Abb.1: Preisentwicklung bei Getreide zwischen 2000 - 2012 Lizenz: cc by-nc-nd/3.0/de/

Auswirkungen von Preisänderungen auf Ernährungssicherheit

Steigende Preistrends signalisieren eine zunehmende generelle Knappheit von Lebensmitteln, Preisvolatilität und insbesondere extreme Preisspitzen dagegen erhöhen die Unsicherheit über das real verfügbare Einkommen und über die Rentabilität von Investitionen in eine bessere Nahrungsmittelversorgung. Letzteres schmälert die eigentlich erwünschte produktionssteigernde Reaktion auf der Angebotsseite. Insbesondere Kleinbauern unterlassen bei hohen Risiken eher Investitionen (wie z.B. den Kauf eines Traktors oder die Bekämpfung von Bodenerosion). Arme Haushalte, die einen großen Anteil ihres Einkommens (in Entwicklungsländern oft mehr als 70 Prozent) für Nahrung ausgeben müssen und die nicht auf Interner Link: Ersparnisse zurückgreifen können, sind besonders stark von den neuen Entwicklungen betroffen. Dies ist in vielen Entwicklungsländern in den vergangenen Jahren passiert.
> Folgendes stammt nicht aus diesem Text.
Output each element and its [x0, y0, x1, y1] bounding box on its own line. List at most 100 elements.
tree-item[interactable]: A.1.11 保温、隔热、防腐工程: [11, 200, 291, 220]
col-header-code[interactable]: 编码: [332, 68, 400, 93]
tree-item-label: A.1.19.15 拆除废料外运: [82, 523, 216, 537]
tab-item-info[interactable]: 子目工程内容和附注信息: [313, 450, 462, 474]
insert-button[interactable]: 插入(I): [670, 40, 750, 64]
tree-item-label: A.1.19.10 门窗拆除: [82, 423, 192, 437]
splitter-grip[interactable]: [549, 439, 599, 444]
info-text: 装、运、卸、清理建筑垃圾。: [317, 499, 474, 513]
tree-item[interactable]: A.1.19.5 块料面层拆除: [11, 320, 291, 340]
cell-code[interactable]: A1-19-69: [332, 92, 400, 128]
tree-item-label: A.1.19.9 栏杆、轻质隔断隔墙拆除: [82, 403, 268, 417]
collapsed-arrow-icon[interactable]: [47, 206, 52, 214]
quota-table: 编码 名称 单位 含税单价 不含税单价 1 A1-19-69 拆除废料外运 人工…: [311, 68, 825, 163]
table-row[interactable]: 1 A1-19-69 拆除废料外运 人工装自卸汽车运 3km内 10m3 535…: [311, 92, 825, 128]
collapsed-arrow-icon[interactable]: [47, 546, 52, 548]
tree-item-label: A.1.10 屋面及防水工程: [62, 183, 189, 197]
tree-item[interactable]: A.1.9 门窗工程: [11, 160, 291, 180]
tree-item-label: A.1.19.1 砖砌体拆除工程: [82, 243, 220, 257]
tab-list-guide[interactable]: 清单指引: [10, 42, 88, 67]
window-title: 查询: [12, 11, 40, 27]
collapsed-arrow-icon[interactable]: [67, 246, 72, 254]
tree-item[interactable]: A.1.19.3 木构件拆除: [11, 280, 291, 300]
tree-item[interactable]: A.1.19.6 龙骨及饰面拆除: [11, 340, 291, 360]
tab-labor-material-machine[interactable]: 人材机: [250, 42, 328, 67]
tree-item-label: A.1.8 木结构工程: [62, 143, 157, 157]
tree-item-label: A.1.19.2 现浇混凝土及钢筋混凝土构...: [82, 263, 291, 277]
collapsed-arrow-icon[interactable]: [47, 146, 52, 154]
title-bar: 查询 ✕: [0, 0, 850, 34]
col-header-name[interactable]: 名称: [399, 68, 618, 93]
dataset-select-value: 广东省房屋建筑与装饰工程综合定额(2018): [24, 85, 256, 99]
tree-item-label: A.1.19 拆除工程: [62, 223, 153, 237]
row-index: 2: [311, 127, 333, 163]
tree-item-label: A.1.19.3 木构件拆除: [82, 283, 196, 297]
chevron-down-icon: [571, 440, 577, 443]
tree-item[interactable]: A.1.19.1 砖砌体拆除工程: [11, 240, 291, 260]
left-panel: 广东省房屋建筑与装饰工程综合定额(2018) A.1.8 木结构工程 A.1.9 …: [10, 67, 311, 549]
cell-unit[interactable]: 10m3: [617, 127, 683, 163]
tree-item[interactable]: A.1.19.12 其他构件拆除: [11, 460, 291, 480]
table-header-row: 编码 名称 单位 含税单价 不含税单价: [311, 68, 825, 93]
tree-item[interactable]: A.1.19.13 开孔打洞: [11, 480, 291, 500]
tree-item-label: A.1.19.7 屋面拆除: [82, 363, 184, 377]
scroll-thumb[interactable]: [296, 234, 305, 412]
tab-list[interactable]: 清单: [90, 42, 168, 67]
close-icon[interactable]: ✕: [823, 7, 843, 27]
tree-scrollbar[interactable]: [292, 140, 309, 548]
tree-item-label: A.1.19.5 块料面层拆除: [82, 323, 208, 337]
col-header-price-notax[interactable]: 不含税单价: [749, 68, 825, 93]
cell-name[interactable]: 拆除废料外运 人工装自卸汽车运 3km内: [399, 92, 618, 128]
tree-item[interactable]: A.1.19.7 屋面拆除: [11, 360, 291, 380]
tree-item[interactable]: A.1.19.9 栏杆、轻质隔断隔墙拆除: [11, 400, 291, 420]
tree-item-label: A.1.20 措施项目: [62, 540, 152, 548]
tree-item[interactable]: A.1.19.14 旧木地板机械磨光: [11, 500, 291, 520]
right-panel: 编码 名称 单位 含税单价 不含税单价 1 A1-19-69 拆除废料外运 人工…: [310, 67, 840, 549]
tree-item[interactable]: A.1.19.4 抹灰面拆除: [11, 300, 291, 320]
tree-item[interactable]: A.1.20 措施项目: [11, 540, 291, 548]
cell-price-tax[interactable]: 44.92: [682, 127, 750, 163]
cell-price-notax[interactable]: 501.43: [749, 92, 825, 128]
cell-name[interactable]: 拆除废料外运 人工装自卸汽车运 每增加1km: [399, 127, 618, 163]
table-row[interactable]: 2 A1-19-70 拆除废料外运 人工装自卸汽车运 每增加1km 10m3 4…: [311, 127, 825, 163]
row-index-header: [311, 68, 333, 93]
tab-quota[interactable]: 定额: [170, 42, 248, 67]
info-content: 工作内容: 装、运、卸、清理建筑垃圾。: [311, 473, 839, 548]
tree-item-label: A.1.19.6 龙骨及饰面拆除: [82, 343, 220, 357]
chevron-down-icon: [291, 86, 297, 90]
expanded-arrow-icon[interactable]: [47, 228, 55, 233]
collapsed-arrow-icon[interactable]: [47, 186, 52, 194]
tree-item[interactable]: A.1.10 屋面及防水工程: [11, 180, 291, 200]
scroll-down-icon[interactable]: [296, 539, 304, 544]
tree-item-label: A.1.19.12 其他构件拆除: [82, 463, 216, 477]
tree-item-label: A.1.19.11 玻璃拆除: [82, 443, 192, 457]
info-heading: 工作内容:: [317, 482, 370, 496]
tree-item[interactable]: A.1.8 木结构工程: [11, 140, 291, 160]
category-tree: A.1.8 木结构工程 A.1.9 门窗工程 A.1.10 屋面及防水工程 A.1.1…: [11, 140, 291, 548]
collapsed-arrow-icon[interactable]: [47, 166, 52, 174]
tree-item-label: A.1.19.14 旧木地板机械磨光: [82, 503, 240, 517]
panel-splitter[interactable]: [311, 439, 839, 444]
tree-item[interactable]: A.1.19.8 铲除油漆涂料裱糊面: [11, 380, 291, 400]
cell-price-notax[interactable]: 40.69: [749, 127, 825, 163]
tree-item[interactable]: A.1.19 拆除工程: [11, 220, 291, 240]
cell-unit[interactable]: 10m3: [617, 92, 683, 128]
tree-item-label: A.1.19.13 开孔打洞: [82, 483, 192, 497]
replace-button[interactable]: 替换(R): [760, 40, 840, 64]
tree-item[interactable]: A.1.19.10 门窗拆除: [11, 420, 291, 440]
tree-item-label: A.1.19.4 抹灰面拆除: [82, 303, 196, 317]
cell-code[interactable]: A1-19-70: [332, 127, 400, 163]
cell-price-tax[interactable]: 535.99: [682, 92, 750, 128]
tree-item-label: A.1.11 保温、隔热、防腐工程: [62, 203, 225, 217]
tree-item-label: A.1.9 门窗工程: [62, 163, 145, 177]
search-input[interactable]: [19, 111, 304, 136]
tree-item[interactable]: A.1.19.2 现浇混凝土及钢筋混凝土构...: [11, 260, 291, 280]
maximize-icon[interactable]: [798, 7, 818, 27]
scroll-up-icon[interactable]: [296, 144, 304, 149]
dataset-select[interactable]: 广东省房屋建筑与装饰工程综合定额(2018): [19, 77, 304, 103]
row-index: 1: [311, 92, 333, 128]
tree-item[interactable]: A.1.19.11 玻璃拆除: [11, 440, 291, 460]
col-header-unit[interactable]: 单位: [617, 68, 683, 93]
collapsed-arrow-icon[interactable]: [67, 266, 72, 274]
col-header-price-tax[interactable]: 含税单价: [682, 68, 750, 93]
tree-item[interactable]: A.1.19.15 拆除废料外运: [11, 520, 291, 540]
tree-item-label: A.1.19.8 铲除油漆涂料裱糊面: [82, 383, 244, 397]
Die Konsequenzen dieser kurzfristigen Schwankungen mitteln sich nicht aus, wie es bei langfristigen Preistrends der Fall ist, sondern sowohl Produzenten als auch Konsumenten werden negativ betroffen. Bauern investieren weniger in ihren Betrieb oder widmen sich anderen Einnahmequellen (z.B. Erwerbsarbeit in den Städten). Arme Haushalte sehen sich bei kurzfristigen Hochpreisphasen gezwungen, produktives Vermögen (z.B. Vieh) zur Überwindung von Geldengpässen zu verkaufen, wichtige Ausgaben in Gesundheit und Bildung ihrer Kinder zu streichen oder schlicht weniger und qualitativ minderwertigere Nahrungsmittel zu konsumieren – mit dauerhaften negativen Konsequenzen für die Gesundheit vor allem bei Kleinkindern. Nicht zuletzt kommen auch Regierungen ins Straucheln, wenn die Bürger gegen Interner Link: Preisanstiege protestieren oder die Ausgaben für Nahrungsmittelprogramme das nationale Budget sprengen.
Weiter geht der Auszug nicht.